As Smart Incentives marks its 10th year, we have been revealing the top ten ways that incentives have changed since 2013. We are pleased to share the full list of incentive trends here in our last blog article of 2023. 

1. Big incentive deals are getting bigger. Top projects receive significantly higher offers than in the past. The most prominent incentive packages are for new electric vehicle and semiconductor facilities. However, looking past these high profile projects, the average incentive offer has been surprisingly stable over the past decade.

2. The rise of remote work. Remote and hybrid work continue to reshuffle our living and working patterns. Incentives to attract remote workers have become part of the landscape. Many traditional business incentive programs are adjusting how they count workers to account for remote or hybrid work.

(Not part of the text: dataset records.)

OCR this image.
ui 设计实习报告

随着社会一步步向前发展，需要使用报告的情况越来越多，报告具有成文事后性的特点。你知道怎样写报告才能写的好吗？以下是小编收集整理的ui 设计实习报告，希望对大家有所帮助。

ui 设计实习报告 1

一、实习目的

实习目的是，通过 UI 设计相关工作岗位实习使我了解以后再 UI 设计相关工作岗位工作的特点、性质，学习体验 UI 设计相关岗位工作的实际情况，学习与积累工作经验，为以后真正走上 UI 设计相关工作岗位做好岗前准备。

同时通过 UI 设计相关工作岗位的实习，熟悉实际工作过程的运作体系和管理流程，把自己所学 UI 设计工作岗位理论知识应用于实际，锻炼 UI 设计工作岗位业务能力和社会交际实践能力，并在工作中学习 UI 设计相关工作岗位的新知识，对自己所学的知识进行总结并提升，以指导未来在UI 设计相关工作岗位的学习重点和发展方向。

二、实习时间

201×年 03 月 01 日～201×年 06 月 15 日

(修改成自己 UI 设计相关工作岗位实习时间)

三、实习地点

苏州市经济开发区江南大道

3. Better project compliance and reporting. State and local governments have improved their ability to track incentivized projects, monitor performance, and share results with internal and external stakeholders. 

4. Thinking beyond tax credits. Today’s incentives include grants, loans or high-value services. They also have more “invest in yourself” elements related to workforce, sites, and infrastructure that help connect business-oriented economic development to benefits for residents and communities.

5. Not just jobs, jobs, jobs. Economic development today touches on housing, childcare, transportation, education and training, and more. Incentive offers increasingly reflect these priorities, but quantifying the impact is an ongoing challenge.

6. Commitment to evaluations. Growing numbers of state and local governments are formally assessing their incentive programs.

7. Focus on talent. States continue to expand workforce training programs for businesses while also striving to attract new workers and invest in homegrown talent.

8. Increased transparency. States are taking more steps to share information with the public about projects and companies that receive incentives.

9. Greater focus on small businesses and underserved communities. Incentive and financing programs are increasingly intended to address economic development goals related to small business support, greater equity and inclusion, and expanding economic opportunity.

10. Improved due diligence. State and local governments have better processes in place to screen companies and projects seeking incentives.